Only Helmuth, in his inner-shielded control compartment, was left; and Helmuth was the directing intelligence, the master mind, and not a mere operator. And, now that he had no operators to direct, he was utterly helpless. He could see the stupendous fleet of the patrol; he could understand fully its dire menace; but he could neither stiffen his screens nor energize a single beam. He could only sit, grinding his teeth in helpless fury, and watch the destruction of the armament which, if it could only have been in operation, would have blasted those battleships and maulers from the skies as though they had been so many fluffy bits of thistledown.

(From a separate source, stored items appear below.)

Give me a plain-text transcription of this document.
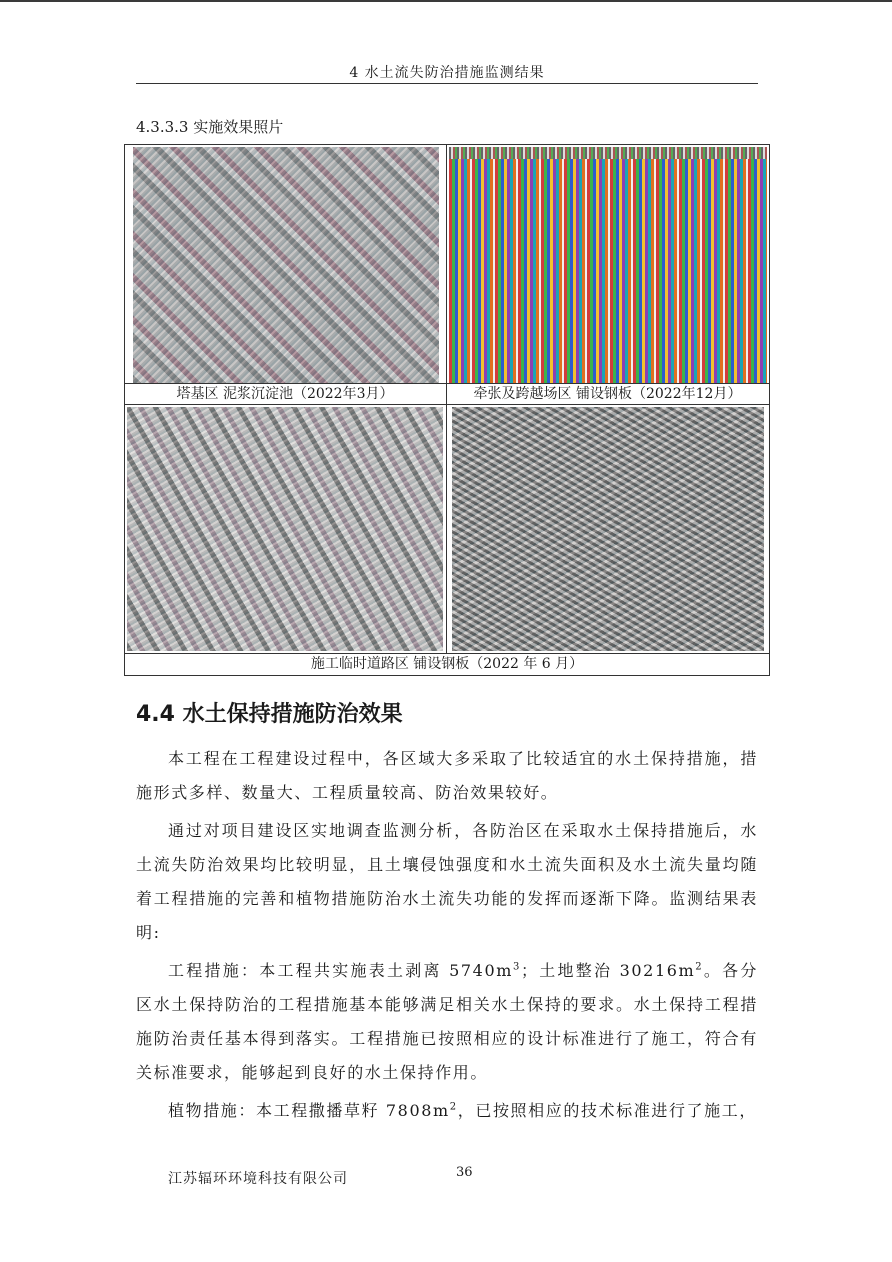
4 水土流失防治措施监测结果
4.3.3.3 实施效果照片
塔基区 泥浆沉淀池（2022年3月）	牵张及跨越场区 铺设钢板（2022年12月）
施工临时道路区 铺设钢板（2022 年 6 月）
4.4 水土保持措施防治效果
本工程在工程建设过程中，各区域大多采取了比较适宜的水土保持措施，措施形式多样、数量大、工程质量较高、防治效果较好。
通过对项目建设区实地调查监测分析，各防治区在采取水土保持措施后，水土流失防治效果均比较明显，且土壤侵蚀强度和水土流失面积及水土流失量均随着工程措施的完善和植物措施防治水土流失功能的发挥而逐渐下降。监测结果表明:
工程措施：本工程共实施表土剥离 $5740m^3$；土地整治 $30216m^2$。各分区水土保持防治的工程措施基本能够满足相关水土保持的要求。水土保持工程措施防治责任基本得到落实。工程措施已按照相应的设计标准进行了施工，符合有关标准要求，能够起到良好的水土保持作用。
植物措施：本工程撒播草籽 $7808m^2$，已按照相应的技术标准进行了施工，
江苏辐环环境科技有限公司	36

Time after time he leaped to his feet, as if about to dash across to one of the control stations; but each time he sank back into his seat at the desk. One firing station would be little, if any, better than none at all. Besides, that accursed Lensman was back of this. He was—must be—right here in the dome, somewhere. He wanted him to leave this desk; that was what he was waiting for! As long as he stayed at the desk he himself was safe. For that matter, this whole dome was safe. The projector had never been mounted that could break down those screens. No—no matter what happened, he would stay at the desk!

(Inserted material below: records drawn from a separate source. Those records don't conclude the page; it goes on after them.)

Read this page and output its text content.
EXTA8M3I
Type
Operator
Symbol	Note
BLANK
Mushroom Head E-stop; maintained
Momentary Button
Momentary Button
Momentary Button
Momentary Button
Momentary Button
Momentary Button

Kinnison, watching, marveled at his fortitude. He himself could not have stayed there, he knew; and he also knew now that Helmuth was going to stay. Time was flying; five of the fifteen minutes were gone. He had hoped that Helmuth would leave that well-protected inner sanctum, with its unknown potentialities; but if the pirate would not come out, the Lensman would go in. The storming of that inner stronghold was what his new armor had been designed for.


In he went, but he did not catch Helmuth napping. Even before he crashed the screens his own defensive zones burst into furiously coruscant activity, and through that flame there came tearing the metallic slugs of a high-caliber machine rifle.

Ha! There was a rifle, even though he had not been able to find it! Clever guy, that Helmuth! And what a break that he had taken time to learn how to hold this suit up against the trickiest kind of machine-rifle fire!

Kinnison's screens were almost those of a battleship; his armor almost, relatively, as strong. And he could hold that armor upright. Therefore, through the raging beam of the semiportable projector he plowed, and straight up that torrent of raging steel he drove his way. And now from his own mighty projector, against Helmuth's armor, there raved out a beam scarcely less potent than that of a semiportable. The Lensman's armor did not mount a water-cooled machine rifle—there was a limit to what even that powerful structure could carry—but grimly, with every faculty of his newly enlarged mind concentrated upon that thought-screened, armored head behind the belching gun, Kinnison held his line and forged ahead.


But Helmuth could not now reach that ball of force—and Kinnison's mighty armor forged undamaged through the hail of metal.